Ксендз Петр пошел к брату, а нищенка подбежала к дверям квартиры, присела у стены и приложила к ней ухо, вся приникла и, закрывшись платком, как будто бы задремала.
В этот момент на порог вышла Ганна, и эта бесформенная груда лохмотьев оживилась при виде девочки, исхудавшая голова высунулась из-под хустки; с особенным вниманием, с надеждой, с какой-то необыкновенной любовью, которая горела в ее взоре, нищенка смотрела на Ганну. Но приблизиться к ней, однако, не решалась, только дрожа, медленно ползла по земле, будучи не в силах даже открыть рта.
— Моя милая паненка, — смягчая голос, как могла, сказала она наконец, — моя милая паненка, может быть, вам в чем-нибудь услужить, может быть, вам в чем-нибудь помочь?
— Благодарю тебя, старушка, — ответила Ганна с милой улыбкой, звонким голосом, который старушка слушала с восхищением. — Мне ничего не нужно; я вышла потому, что там мой дед с ксендзом Петром разговаривают тихонько, и я не хочу им мешать. А ты, матушка, здешняя?
— Здешняя, мое золотое яблочко, мой цветочек розовый, мое ясное солнышко; я бедная нищенка и слуга Матери Божией.
— Так, может быть, тебе милостыню или хлеба дать?
— О, нет… нет! — быстро сказала старуха, но мгновенно спохватилась. — Да, да… хлеба… крошечный, маленький кусочек хлеба, если будет твоя ласка, мой прекрасный ангельчик…

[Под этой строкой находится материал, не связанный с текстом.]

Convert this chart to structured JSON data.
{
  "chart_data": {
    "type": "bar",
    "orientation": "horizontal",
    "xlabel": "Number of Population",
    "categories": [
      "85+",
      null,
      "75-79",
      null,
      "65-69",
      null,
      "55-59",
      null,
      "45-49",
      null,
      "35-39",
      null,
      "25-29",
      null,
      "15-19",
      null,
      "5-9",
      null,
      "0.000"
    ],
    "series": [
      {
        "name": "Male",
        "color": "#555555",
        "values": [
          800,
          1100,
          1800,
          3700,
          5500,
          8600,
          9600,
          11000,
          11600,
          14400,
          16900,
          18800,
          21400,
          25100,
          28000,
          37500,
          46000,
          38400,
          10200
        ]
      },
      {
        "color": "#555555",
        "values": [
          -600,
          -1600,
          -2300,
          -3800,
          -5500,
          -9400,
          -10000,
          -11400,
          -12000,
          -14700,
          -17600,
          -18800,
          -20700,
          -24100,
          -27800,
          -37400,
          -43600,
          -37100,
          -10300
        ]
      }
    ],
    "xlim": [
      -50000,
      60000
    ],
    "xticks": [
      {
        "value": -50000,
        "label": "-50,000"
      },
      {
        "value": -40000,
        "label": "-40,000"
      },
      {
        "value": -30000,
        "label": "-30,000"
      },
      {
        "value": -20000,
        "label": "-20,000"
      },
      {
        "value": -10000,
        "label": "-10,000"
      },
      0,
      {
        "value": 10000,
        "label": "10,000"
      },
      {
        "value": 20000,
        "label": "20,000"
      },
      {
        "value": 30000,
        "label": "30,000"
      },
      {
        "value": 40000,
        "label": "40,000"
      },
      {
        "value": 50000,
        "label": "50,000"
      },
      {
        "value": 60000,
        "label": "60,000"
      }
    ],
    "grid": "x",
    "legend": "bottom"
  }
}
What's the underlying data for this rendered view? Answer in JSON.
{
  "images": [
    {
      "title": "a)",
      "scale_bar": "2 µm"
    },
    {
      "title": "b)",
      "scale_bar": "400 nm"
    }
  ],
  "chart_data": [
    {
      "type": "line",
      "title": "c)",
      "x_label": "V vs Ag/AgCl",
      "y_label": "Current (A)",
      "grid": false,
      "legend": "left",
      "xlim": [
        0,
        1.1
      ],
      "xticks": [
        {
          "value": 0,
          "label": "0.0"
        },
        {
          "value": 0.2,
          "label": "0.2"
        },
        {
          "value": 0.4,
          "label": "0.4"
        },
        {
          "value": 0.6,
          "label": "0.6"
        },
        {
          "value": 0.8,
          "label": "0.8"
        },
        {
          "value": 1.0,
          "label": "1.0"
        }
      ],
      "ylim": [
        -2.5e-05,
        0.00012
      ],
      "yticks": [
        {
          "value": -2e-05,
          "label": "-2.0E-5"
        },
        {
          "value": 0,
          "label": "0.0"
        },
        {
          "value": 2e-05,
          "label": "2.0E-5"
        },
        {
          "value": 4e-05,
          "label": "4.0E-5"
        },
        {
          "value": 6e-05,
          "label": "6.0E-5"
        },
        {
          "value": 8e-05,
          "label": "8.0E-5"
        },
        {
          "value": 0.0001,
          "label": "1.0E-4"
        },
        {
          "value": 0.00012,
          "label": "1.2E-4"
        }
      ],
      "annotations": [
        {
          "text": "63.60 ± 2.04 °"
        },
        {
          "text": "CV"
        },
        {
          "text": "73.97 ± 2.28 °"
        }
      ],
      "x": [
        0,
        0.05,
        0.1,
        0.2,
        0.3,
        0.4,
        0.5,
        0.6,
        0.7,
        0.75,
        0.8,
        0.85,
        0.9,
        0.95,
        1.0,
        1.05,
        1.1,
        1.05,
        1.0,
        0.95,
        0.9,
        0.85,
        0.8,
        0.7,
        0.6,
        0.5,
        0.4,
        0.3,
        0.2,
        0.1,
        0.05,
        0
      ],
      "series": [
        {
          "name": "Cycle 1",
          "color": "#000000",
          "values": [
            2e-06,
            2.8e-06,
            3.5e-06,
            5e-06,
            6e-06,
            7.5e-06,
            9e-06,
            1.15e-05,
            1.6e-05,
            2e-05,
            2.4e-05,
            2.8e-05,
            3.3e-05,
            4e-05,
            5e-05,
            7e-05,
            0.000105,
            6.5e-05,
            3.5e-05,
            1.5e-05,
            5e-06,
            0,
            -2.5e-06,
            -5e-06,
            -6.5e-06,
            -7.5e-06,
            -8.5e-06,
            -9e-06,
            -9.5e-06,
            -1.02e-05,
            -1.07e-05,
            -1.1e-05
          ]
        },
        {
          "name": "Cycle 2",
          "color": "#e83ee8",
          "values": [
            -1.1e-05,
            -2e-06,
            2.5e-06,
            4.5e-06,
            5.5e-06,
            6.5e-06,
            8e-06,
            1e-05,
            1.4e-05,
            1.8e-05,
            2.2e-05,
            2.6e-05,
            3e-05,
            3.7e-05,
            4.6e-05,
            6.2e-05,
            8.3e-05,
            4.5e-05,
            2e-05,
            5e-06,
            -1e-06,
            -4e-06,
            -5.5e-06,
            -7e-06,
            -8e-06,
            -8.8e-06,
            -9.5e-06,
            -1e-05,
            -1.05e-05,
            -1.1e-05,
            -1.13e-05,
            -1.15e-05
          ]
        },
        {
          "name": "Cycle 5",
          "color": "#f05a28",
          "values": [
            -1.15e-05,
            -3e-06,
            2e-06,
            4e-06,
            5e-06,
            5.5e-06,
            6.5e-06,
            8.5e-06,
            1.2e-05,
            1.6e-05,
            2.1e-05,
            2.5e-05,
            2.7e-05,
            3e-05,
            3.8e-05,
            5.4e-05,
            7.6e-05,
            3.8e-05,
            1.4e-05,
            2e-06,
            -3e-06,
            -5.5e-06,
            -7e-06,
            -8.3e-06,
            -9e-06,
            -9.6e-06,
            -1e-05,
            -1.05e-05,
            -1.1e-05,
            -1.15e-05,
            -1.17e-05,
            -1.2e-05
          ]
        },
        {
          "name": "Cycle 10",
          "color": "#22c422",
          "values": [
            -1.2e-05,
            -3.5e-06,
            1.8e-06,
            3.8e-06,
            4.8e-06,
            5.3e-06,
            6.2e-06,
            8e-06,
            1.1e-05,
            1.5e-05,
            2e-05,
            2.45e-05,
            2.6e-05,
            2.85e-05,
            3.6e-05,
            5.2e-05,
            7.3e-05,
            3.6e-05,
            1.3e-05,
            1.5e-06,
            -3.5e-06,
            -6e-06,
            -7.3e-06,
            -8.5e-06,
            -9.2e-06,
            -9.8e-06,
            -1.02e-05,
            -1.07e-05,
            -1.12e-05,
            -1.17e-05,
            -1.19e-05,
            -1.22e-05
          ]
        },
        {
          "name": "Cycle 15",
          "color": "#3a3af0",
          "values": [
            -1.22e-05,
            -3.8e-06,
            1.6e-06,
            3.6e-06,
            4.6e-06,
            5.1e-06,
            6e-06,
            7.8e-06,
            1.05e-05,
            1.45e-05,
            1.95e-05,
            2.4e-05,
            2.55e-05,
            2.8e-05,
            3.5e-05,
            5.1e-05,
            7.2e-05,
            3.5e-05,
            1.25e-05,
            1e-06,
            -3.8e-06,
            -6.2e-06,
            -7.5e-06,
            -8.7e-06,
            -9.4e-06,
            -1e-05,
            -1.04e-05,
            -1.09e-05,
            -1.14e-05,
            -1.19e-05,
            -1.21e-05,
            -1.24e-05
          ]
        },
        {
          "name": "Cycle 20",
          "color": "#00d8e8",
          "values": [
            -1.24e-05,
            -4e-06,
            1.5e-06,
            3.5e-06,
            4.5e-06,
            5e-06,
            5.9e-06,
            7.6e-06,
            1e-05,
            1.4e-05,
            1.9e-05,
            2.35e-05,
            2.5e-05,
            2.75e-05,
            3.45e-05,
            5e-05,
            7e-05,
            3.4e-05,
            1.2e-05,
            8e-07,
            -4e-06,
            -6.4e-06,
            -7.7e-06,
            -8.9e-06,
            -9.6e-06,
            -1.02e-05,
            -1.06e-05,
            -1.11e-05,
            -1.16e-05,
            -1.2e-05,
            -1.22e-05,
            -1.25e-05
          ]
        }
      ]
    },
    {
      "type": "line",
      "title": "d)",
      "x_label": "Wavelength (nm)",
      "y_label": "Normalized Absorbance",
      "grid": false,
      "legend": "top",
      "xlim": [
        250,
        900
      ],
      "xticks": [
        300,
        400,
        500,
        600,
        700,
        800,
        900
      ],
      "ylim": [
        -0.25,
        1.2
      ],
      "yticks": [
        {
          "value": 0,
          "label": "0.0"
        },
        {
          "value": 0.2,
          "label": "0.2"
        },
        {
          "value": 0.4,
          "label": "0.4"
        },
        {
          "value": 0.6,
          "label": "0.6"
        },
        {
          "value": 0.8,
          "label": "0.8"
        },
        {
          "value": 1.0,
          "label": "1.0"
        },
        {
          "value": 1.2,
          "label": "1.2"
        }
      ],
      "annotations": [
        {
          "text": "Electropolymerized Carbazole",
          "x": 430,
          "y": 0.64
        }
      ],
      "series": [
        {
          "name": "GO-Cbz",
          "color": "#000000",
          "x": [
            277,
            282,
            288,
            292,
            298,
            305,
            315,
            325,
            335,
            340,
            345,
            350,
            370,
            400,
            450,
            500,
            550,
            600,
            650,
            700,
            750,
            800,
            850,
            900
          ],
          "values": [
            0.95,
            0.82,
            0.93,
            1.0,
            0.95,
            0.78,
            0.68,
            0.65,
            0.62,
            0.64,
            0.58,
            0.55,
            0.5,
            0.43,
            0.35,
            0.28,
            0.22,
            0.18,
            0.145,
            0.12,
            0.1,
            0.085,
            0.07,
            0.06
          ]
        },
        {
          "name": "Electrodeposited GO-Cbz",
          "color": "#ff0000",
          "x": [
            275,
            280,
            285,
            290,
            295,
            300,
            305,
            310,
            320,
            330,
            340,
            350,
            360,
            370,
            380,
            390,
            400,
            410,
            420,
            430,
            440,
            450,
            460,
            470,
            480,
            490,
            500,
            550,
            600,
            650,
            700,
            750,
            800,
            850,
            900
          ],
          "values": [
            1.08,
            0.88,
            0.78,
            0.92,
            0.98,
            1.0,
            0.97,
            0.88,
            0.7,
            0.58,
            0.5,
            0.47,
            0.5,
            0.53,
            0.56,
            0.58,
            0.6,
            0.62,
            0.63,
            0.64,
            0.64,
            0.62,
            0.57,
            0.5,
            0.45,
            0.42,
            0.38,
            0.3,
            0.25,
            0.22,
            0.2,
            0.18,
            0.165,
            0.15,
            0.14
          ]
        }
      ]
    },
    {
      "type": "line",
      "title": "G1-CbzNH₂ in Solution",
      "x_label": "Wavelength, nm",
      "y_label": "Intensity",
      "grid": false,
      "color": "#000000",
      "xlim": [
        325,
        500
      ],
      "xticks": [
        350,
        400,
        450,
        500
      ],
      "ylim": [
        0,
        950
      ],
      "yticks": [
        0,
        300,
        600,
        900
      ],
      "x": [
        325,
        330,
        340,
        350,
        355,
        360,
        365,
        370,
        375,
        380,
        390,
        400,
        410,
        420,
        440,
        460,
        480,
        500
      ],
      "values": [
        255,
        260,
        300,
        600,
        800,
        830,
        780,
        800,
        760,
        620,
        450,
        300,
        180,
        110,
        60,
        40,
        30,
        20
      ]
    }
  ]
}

Ганна быстро сбегала и вернулась с хлебом для старухи, а когда она приблизилась к ней, руки Констанции дрожали, она схватила руку Ганны и прижала ее белые пальчики к своим губам с таким видом, как будто этот хлеб ей давал жизнь, как будто она целый год не ела.
Ганна вся покраснела, взволнованная сама не зная отчего: это внезапное приближение к ней нищенки, ее слезы, ее чувство отняли у девочки смелость и смутили ее, она вырвала руку.
— Ах, бедная! Ты была так голодна! — воскликнула она.
— Голодна! О, да, голодна! — ответила Констанция. — Ты не знаешь, мой ангел, что ты подала мне с этим куском хлеба: жизнь, утешение, радость, счастье…
— Как! Разве тебя здесь никто не жалеет, никто не кормит? — говорила Ганна. — Приходи сюда каждый день, моя старушка, и я буду охотно делиться с тобой хлебом: помолишься за это о душе моей матери и о здоровье деда.
— Помолюсь, горячо помолюсь! — ответила быстро Констанция, ползя по земле к ногам девочки с устремленным на нее взором. — Буду молиться пред алтарем Матери Божией и вымолю вам счастье и покой…
— Дедушка мой очень слаб, — продолжала Ганна, — на ноги стал плох, печальный, часто плачет, а тут еще и постоянный страх расстраивает его.
— Матерь Божия утешит вас.
— Ах! Меня зовут там! — повернулась Ганна.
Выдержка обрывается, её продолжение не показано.